Bu ortak tavır ve ortak dilin, milleti ve milli iradeyi daha da güçlendireceği vurgusu yapılan deklarasyonda, "Aynı tavrı vatanımızın her yerinde ortaya koyan yüce milletimize, tüm sivil toplum kuruluşlarımıza ve başından beri temel insan hak ve özgürlükleri için canla başla gayret gösteren yasama yürütme ve bağımsız yargının yanında dördüncü demokrasi kuvveti olduğunu samimiyetle ispatlayan yerel ve ulusal basın yayın kuruluşlarına ve bütün çalışanlarına halkımız adına minnet ve takdirlerimizi sunuyoruz." ifadesi kullanıldı.

Açıklamada, hadiseler sonrası bütün siyasi partilere düşen sorumluluk bilinciyle hareket ederek üslubun birliği, beraberliği ve kardeşliği pekiştirecek ve 79 milyon vatan evladını kucaklayacak tarzda olmasına dikkat çekilerek, asla ötekileştirecek, milletin birlik ve beraberliğini zedeleyecek hareketlerde bulunulmaması gerektiği belirtildi.
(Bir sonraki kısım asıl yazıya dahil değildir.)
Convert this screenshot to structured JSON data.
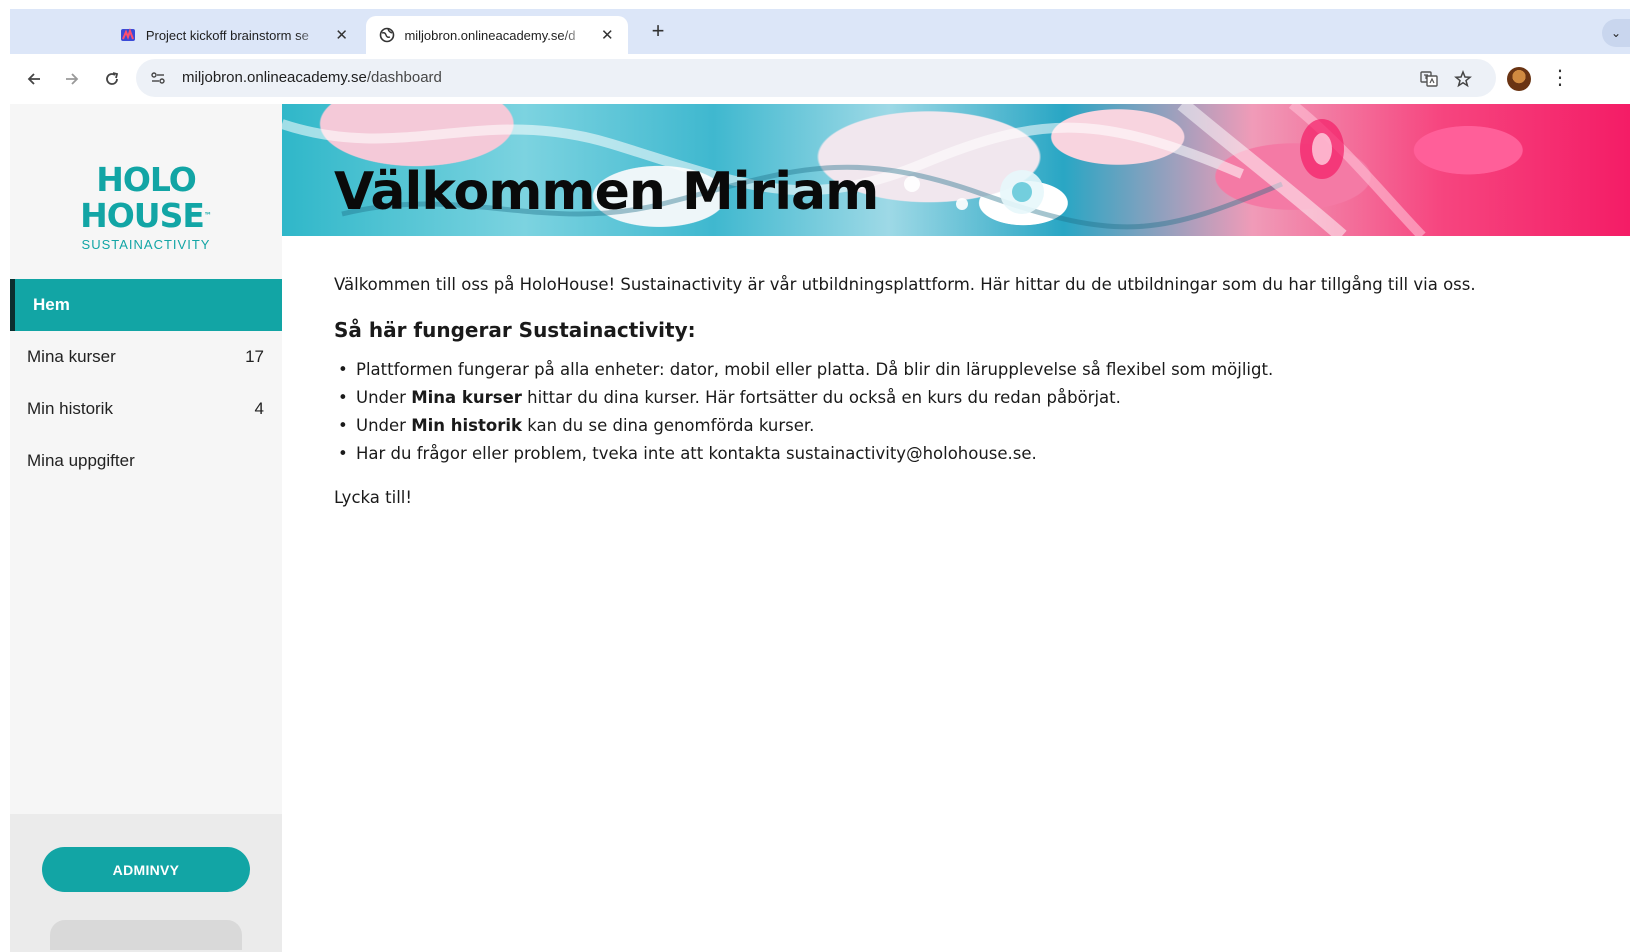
{
  "browser": {
    "tabs": [
      {
        "title": "Project kickoff brainstorm se",
        "close": "✕"
      },
      {
        "title": "miljobron.onlineacademy.se/d",
        "close": "✕"
      }
    ],
    "new_tab": "+",
    "tab_menu": "⌄",
    "url_host": "miljobron.onlineacademy.se",
    "url_path": "/dashboard"
  },
  "sidebar": {
    "logo": "HOLO HOUSE",
    "logo_tm": "™",
    "logo_sub": "SUSTAINACTIVITY",
    "items": [
      {
        "label": "Hem",
        "count": ""
      },
      {
        "label": "Mina kurser",
        "count": "17"
      },
      {
        "label": "Min historik",
        "count": "4"
      },
      {
        "label": "Mina uppgifter",
        "count": ""
      }
    ],
    "admin_button": "ADMINVY"
  },
  "hero": {
    "title": "Välkommen Miriam"
  },
  "main": {
    "intro": "Välkommen till oss på HoloHouse! Sustainactivity är vår utbildningsplattform. Här hittar du de utbildningar som du har tillgång till via oss.",
    "howto_heading": "Så här fungerar Sustainactivity:",
    "bullet1": "Plattformen fungerar på alla enheter: dator, mobil eller platta. Då blir din lärupplevelse så flexibel som möjligt.",
    "bullet2_pre": "Under ",
    "bullet2_bold": "Mina kurser",
    "bullet2_post": " hittar du dina kurser. Här fortsätter du också en kurs du redan påbörjat.",
    "bullet3_pre": "Under ",
    "bullet3_bold": "Min historik",
    "bullet3_post": " kan du se dina genomförda kurser.",
    "bullet4": "Har du frågor eller problem, tveka inte att kontakta sustainactivity@holohouse.se.",
    "closing": "Lycka till!"
  },
  "colors": {
    "brand": "#12a5a5",
    "tabbar": "#dce6f8"
  }
}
Türkiye'nin şehitlerin acısını yaşadığı büyük demokrasi imtihanından yüreği yaralı fakat başı dik çıktığına işaret edilen açıklamada, şunlar kaydedildi:

"Ülkemiz, devletin kurumlarına sızmış, amacı ülkesine hizmet değil, bağlı bulundukları güç odaklarına uşaklık yapmak olan hainleri temizleyerek yoluna daha güçlü ve daha emin adımlarla devam edecektir. Bu uğurda canlarını veren şehitlerimizi, yaralı gazilerimizi ve mücadele eden tüm kahramanlarımızı milletçe daima yüreğimizde yaşatacağız ve asla unutmayacağız. Trabzon halkı adına şehitlerimize Allah'tan rahmet, yakınlarına ve milletimize başsağlığı diliyoruz. Yaralılarımıza da acil şifalar temenni ediyoruz. Aziz milletimize geçmiş olsun diyoruz."